The Wilder View

This Is What You Get When Policy Makers Become Complacent

The prospects for domestic demand in the US are not bright. The labor market barely generates jobs and fiscal policy is a drag. Americans are consuming; but there’s unlikely sufficient nominal income growth to stabilize consumption expenditure growth at current levels.

We’ve seen years where consumption growth outpaced income growth; but those periods of consumption were financed through leverage build – with financial conditions tight, the possibility of financing consumption outside the labor market is deteriorating (see the Banking and Finance section of the latest Fed Beige Book, not encouraging).

Consumption growth cannot outpace income growth indefinitely. Unless we get a true policy kick (by fiscal policy, admittedly), the cyclical recovery could be a thing of the past.

That was nominal growth – in real terms and on a historical basis, the story is just as bad. Don’t let anybody tell you that real consumption growth. At 1.8% Y/Y in August is anything but miserable, especially given that its annual pace is 1 ppt below the long run average, 2.8% Y/Y. Long run real income growth is even worse at 2.5 ppt BELOW the long run average, 2.8% Y/Y.

Uh huh – yes, the US economy has definitely avoided the ‘recession scare’…right. As I see it, the problem with policy these days is not size nor level, rather complacency.

2 Responses to “This Is What You Get When Policy Makers Become Complacent”

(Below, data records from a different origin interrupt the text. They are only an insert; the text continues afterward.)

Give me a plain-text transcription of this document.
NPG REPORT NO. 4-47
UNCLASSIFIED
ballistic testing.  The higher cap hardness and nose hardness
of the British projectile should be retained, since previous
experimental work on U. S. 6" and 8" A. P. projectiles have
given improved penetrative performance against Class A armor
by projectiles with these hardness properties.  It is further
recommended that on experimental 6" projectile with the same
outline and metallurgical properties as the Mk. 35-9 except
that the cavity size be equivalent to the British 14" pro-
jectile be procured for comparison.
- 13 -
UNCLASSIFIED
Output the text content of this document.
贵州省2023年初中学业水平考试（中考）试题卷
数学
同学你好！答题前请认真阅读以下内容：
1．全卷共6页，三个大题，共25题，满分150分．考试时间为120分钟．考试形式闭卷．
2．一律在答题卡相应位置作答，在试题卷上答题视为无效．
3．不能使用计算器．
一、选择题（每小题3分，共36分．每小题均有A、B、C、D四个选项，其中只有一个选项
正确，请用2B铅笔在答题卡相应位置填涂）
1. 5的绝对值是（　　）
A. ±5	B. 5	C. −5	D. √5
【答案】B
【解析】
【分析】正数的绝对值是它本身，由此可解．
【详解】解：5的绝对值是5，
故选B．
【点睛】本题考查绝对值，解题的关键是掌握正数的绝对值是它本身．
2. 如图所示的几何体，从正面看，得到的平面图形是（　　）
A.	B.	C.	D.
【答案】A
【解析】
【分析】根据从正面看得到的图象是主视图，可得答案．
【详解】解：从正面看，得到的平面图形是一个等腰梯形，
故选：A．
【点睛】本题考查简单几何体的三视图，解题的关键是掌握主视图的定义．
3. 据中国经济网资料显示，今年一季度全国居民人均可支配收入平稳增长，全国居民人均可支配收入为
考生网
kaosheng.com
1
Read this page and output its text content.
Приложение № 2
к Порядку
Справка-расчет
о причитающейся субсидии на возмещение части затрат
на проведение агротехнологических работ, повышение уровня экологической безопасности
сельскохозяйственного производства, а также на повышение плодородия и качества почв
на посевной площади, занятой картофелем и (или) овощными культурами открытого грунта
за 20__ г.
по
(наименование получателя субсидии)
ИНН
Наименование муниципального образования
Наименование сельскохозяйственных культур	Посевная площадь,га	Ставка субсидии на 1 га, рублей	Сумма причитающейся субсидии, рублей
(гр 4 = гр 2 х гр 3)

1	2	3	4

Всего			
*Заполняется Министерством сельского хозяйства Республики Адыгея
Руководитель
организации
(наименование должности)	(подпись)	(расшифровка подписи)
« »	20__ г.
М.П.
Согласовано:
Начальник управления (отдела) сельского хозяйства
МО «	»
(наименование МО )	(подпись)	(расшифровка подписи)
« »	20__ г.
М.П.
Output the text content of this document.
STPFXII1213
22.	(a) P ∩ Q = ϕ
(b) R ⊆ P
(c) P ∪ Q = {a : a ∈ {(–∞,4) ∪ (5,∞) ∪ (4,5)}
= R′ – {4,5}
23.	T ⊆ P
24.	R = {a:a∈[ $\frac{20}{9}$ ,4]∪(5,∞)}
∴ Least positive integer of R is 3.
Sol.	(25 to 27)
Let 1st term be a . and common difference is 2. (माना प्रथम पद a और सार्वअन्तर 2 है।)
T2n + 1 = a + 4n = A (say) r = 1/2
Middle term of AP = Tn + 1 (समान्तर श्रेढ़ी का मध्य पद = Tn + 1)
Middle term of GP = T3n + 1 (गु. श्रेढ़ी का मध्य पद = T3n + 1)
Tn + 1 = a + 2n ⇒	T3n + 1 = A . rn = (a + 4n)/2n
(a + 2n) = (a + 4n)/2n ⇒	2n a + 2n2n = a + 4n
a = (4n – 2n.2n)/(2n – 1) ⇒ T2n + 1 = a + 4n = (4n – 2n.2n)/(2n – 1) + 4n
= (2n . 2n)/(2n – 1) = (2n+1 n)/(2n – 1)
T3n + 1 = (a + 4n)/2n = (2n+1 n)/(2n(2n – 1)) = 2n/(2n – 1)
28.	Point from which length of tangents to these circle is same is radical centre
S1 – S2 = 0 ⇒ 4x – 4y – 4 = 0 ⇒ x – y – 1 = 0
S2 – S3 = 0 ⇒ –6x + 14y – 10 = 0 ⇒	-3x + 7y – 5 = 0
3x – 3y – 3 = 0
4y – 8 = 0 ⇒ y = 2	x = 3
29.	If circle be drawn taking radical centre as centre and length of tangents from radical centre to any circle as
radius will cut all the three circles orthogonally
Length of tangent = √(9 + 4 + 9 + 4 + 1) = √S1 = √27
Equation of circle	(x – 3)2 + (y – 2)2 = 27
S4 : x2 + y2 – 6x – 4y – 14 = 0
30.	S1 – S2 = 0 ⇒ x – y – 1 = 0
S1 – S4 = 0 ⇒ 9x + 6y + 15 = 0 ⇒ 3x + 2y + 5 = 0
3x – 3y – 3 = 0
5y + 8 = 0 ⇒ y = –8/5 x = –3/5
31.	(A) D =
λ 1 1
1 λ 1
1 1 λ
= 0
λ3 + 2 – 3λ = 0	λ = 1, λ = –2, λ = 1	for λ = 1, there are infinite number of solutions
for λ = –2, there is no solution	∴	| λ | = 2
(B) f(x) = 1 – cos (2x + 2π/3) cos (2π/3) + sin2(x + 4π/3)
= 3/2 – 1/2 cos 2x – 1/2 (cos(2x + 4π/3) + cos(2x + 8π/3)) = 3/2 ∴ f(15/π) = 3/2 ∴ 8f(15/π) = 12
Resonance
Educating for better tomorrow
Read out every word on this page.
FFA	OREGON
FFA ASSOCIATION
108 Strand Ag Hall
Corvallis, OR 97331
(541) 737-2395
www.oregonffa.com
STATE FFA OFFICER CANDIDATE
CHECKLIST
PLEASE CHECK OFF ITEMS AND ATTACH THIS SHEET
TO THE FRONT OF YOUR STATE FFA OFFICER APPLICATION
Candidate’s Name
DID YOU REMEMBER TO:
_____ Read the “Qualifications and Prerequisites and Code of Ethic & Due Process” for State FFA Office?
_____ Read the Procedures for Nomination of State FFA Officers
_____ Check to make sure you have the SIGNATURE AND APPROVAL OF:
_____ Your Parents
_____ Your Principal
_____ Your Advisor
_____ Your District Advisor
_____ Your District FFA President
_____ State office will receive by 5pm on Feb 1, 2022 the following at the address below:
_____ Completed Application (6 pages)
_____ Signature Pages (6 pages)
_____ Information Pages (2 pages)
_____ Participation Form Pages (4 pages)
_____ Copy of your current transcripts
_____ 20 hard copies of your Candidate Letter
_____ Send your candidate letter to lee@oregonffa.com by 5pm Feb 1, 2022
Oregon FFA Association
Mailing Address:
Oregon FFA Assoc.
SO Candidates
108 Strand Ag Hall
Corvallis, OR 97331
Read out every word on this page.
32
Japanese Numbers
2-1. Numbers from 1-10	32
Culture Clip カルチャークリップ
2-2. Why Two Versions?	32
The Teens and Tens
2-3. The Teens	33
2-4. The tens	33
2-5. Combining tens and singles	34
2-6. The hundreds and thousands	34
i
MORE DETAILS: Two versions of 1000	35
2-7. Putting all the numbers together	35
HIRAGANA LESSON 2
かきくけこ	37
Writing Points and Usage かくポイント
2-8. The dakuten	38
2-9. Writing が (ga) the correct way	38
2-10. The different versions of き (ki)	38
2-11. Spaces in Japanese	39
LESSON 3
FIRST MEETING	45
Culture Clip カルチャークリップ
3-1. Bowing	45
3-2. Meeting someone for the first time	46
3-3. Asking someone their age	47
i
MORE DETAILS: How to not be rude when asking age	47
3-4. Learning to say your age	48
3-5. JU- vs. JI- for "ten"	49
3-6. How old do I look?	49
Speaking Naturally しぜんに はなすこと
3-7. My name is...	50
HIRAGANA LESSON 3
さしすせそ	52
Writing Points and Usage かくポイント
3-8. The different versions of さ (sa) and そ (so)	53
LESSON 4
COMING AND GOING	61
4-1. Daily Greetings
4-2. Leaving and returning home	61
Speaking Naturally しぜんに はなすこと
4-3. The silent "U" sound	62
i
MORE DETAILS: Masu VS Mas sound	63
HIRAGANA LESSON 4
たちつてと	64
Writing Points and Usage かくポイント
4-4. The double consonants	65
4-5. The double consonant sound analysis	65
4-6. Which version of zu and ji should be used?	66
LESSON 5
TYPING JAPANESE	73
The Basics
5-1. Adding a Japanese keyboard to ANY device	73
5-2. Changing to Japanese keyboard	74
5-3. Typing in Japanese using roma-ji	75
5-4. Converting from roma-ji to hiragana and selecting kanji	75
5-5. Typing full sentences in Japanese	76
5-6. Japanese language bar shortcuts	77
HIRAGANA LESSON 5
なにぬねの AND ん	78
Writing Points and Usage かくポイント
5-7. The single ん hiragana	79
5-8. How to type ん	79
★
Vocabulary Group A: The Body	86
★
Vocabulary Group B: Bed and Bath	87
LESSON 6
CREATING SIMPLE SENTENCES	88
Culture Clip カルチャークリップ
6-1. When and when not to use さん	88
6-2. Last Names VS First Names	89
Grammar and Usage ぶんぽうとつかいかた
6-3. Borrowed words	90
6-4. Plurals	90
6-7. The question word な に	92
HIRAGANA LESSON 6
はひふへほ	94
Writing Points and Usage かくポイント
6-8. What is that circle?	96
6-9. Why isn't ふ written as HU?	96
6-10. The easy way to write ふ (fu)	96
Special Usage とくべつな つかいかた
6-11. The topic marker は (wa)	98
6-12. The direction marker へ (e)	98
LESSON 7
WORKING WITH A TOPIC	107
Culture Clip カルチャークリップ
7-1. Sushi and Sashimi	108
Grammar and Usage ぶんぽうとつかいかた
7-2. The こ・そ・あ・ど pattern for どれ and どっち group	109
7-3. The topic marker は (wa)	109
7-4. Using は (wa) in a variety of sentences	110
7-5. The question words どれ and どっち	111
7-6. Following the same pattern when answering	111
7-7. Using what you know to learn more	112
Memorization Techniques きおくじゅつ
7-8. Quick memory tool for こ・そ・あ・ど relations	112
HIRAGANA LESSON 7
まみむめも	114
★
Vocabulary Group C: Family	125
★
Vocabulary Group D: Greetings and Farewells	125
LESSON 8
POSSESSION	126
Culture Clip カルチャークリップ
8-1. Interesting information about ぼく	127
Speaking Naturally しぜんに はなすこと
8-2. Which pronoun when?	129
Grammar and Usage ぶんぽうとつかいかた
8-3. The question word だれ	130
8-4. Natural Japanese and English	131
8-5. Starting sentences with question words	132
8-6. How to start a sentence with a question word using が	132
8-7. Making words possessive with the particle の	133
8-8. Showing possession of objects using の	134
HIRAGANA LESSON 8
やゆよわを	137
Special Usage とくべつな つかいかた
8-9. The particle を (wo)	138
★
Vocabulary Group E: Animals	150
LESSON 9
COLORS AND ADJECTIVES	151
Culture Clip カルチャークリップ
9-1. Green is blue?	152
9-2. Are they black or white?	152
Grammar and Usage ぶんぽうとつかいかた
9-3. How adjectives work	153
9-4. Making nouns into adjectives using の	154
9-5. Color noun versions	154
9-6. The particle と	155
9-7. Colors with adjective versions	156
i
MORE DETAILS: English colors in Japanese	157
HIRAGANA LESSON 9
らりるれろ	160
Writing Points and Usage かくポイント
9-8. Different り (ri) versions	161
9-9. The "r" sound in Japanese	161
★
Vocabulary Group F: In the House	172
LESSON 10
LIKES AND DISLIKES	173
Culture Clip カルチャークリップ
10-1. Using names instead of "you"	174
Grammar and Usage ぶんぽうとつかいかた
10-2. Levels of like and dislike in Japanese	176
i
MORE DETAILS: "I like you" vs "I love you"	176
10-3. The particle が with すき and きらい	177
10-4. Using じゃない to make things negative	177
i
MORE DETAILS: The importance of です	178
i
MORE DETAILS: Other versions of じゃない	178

rjsigmundOctober 22nd, 2011 at 8:59 pm

its not just PCE where declining incomes are a problem; lower incomes reduce government revenues at all levels; and without a stable income base, there cant be a firm floor under residential real estate either…the census report from a month ago showed median household income down 7.1% over the decade; that's a deep hole we have to get out of to even begin to advance…

Edward NelsonApril 25th, 2012 at 10:10 am

The lifetime achievement of Greenspan and Bernanke is really that they created a bubble in everything, everywhere. In fact, you have to ask what they were smoking during the housing bubble, as prices were increasing by 18% annually when interest rates started to steadily rise in 2004.